Because immunotherapy is relatively new, patients receiving these treatments should be monitored for “unexpected and unknown side effects,” the researchers noted.
The case study, “Lambert-Eaton myasthenic syndrome (LEMS) in a patient with lung cancer under treatment with pembrolizumab: a case study,” was published in the Journal of Chemotherapy.
LEMS is a rare disease caused by a misdirected immune attack on specific molecules found on nerve cells that control muscle movement, causing weakness in the muscles. In roughly half of the cases, LEMS is associated with an underlying cancer, most commonly small cell lung cancer (SCLC).
Immune checkpoint inhibitors (ICIs) are a form of immunotherapy that’s been widely used for various types of cancer. The medicines are designed to block proteins that prevent the immune system from identifying and attacking cancer cells.
However, an immune system enhanced by ICIs often leads to specific immune-related adverse events (irAE). Moreover, autoimmune diseases have often been reported in those treated with ICIs, which have been used for less than 10 years, underscoring the need to report side effects — even rare events — associated with their use.
Researchers at the Kyung Hee University College of Medicine, Korea described a rare case of LEMS related to an ICI called pembrolizumab, which is sold under the brand name Keytruda.
An 80-year-old man was diagnosed with double lung cancer. Because of the location of the two separate primary tumors in both lungs, curative surgery was ruled out. Despite his age, his general condition was good.
He received platinum-based chemotherapy with other medicines as a first-line treatment for his cancer. Although there was a partial response after two rounds of chemotherapy, scans showed his disease was progressing.

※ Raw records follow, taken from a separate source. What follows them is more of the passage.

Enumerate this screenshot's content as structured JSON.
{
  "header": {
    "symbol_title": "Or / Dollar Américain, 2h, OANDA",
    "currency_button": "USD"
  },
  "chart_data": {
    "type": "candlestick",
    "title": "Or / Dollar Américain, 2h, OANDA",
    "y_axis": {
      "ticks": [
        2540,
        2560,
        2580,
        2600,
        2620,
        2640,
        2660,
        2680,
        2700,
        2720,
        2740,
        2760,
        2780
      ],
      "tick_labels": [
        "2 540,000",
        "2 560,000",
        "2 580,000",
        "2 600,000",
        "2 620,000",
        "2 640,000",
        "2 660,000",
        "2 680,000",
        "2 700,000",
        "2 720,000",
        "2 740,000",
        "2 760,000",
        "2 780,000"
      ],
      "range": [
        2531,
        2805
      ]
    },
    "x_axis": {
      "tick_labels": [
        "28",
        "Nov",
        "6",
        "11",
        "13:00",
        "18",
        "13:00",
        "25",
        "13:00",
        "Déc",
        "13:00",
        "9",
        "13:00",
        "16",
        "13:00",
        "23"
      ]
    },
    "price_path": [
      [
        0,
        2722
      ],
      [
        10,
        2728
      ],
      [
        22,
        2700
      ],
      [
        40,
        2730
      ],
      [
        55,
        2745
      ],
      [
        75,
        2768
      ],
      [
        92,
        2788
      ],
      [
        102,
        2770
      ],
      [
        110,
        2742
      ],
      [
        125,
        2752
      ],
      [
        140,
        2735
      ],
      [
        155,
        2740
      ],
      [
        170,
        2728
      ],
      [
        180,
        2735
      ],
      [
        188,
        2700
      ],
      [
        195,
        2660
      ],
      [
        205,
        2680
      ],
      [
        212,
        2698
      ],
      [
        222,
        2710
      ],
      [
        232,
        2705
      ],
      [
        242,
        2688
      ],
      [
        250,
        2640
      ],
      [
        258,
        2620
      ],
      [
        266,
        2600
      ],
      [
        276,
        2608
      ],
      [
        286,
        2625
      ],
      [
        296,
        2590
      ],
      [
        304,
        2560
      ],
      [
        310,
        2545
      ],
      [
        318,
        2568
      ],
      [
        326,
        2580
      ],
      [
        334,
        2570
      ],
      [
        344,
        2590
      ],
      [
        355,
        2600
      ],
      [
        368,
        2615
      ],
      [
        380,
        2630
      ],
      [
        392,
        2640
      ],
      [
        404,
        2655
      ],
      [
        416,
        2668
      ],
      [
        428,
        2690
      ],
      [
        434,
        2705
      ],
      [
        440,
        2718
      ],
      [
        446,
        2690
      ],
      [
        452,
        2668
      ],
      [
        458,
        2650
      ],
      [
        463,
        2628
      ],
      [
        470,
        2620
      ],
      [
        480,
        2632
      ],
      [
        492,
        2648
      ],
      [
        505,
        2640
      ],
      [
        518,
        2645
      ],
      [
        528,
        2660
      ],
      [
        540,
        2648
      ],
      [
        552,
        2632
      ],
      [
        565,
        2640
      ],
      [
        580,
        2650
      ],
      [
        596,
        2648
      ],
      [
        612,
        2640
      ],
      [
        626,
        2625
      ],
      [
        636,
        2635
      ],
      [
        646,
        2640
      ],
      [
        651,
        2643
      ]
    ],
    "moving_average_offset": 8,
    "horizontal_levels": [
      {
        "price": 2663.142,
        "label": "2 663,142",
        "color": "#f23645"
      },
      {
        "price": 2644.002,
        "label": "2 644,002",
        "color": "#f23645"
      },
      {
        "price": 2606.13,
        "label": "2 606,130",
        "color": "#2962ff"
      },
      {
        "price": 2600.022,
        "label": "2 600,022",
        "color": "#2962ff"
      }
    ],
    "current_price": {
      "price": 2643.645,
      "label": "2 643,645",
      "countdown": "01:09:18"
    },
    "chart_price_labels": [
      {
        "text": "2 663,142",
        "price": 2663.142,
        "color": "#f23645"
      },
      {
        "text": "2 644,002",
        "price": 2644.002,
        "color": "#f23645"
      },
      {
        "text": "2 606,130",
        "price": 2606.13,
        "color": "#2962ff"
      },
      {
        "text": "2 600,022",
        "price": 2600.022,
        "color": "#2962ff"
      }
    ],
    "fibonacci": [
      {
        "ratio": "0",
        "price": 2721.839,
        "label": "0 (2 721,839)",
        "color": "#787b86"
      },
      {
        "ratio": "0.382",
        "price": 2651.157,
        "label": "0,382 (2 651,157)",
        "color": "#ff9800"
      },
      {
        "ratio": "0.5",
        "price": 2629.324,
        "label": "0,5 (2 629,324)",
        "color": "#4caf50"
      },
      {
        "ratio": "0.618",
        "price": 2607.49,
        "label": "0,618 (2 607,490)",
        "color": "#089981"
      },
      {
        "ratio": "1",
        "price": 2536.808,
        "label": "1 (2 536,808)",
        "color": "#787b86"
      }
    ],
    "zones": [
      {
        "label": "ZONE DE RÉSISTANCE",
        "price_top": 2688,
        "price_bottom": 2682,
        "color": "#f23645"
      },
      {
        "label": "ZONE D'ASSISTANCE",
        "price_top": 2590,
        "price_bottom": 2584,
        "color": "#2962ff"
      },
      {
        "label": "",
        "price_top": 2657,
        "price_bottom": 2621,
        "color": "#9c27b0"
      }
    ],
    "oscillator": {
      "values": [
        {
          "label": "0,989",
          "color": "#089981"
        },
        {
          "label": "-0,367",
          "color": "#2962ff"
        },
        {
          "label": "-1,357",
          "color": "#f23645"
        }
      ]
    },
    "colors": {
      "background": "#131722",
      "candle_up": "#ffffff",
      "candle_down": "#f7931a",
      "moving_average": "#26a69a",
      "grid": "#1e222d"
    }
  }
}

Pembrolizumab was prescribed as the second-line chemotherapy. After three treatment cycles, each tumor showed a partial response and treatment was continued for another 10 months.

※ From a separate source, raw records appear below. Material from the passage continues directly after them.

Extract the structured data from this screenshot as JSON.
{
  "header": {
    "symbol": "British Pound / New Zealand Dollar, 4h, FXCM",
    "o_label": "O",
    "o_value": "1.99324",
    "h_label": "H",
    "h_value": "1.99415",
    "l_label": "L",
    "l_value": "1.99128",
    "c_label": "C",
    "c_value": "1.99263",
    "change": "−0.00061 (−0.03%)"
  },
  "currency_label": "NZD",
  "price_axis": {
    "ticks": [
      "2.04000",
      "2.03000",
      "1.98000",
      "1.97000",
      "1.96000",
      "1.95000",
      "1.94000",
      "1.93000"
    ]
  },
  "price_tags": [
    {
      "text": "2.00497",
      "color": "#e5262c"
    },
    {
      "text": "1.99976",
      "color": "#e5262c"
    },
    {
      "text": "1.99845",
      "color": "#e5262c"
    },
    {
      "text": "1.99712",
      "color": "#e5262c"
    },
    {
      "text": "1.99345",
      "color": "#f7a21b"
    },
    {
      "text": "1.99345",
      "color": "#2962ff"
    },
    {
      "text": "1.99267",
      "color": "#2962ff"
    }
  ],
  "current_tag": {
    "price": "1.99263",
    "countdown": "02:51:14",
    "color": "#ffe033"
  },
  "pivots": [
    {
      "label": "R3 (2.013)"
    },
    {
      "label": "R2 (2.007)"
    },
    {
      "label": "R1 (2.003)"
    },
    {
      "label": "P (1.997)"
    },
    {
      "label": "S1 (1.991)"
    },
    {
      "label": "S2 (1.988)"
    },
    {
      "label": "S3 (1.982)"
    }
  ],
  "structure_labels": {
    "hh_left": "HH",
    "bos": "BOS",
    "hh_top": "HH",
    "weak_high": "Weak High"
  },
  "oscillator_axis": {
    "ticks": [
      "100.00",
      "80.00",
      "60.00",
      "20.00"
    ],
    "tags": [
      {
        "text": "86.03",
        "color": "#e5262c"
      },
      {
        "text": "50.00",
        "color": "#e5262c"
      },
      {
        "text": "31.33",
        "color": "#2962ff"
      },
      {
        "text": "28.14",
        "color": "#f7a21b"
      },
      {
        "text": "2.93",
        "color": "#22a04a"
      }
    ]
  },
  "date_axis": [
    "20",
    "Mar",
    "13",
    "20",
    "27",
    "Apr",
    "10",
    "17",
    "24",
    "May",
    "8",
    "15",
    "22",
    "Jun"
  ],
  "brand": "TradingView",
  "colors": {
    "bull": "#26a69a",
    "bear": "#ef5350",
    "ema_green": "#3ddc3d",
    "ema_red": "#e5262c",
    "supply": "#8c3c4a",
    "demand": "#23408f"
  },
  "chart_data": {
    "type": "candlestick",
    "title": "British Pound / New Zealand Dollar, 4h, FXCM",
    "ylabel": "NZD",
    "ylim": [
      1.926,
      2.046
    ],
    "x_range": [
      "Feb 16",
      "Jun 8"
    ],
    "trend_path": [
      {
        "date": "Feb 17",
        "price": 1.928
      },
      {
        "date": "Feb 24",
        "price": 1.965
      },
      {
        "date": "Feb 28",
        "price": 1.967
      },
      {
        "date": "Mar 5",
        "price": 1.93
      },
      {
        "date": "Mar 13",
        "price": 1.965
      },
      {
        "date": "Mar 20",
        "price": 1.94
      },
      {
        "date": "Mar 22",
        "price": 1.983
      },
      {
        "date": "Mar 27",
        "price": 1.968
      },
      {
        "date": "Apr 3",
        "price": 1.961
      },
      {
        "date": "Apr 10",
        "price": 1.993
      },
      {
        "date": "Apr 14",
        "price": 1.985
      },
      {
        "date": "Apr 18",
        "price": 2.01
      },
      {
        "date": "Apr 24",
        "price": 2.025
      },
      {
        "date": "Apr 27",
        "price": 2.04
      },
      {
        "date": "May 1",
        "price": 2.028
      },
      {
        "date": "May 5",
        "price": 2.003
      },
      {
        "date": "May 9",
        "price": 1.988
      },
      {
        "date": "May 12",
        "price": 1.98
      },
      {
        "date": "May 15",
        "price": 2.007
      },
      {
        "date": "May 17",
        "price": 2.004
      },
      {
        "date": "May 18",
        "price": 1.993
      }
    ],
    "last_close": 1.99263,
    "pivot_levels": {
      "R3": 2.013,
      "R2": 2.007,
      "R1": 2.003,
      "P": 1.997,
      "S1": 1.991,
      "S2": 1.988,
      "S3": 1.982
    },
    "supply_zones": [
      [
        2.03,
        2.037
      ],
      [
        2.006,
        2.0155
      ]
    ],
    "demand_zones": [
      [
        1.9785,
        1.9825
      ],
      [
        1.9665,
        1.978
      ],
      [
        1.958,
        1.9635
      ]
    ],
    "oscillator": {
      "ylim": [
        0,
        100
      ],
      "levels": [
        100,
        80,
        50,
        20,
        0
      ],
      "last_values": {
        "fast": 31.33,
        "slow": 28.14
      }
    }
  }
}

During the 10th cycle of pembrolizumab, the patient complained of severe fatigue and gradually worsening muscle weakness in both his upper and lower extremities, which started one month before. He reported difficulties in walking, standing up, and carrying things.
Because hormonal problems have been reported with ICI use, he was first tested for adrenal insufficiency — a condition marked by low levels of the stress hormone cortisol due to problems in the adrenal glands. Blood tests showed he had low cortisol levels, so he was given hydrocortisone, a steroid.

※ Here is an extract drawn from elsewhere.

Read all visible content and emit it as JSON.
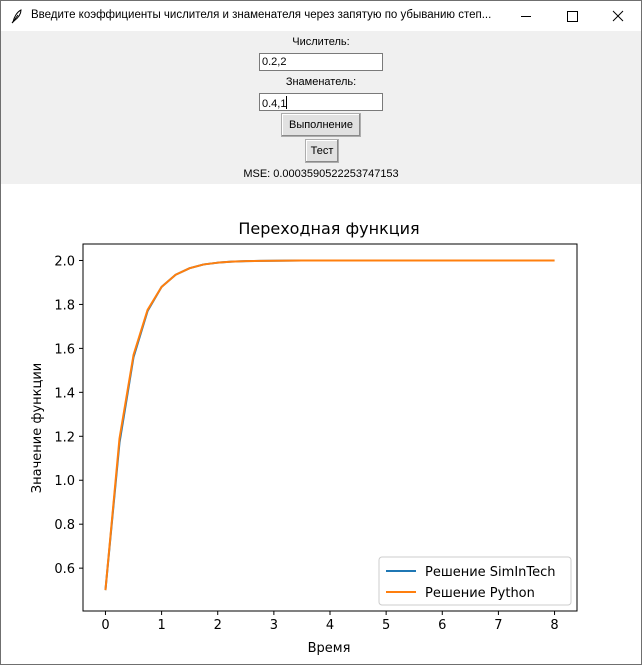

Despite treatment, he still had muscle weakness in both upper and lower extremities without symptoms or signs of adrenal insufficiency.
Additional nerve function tests showed impairment of the ulnar nerve, which runs down the arm on the inside of the elbow and helps control muscle movement in the forearm, hand, and certain fingers. He also tested positive for two self-reactive antibodies, indicative of misdirected immune attacks.
Although direct tests to confirm a LEMS diagnosis were unavailable, nerve function findings were consistent with the disease.
“Taken together, these findings suggested that LEMS in this patient was autoimmune-mediated,” the researchers wrote.
Because the research team could not find other possible underlying causes, it was assumed the autoimmune-mediated LEMS was triggered by pembrolizumab, which was discontinued.
However, the patient’s response to LEMS treatment was poor, and only a slight improvement in muscle weakness was seen following high-dose steroid therapy. Even after a year of treatment with immunosuppressive medicines, performing daily life activities remained difficult.
The man eventually needed a wheelchair due to progressive leg weakness. Despite immunosuppressive therapy, his abilities gradually deteriorated.
Without pembrolizumab, there was no evidence of cancer progression for one year, but more recent tests confirmed the disease was progressing.
“LEMS is rarely known as an irAE of ICIs,” the researchers wrote. “Since immunotherapy has not been introduced into clinical practice for sufficiently long to know everything about the agent, patients receiving immunotherapy should always be closely monitored for unexpected and unknown adverse effects.”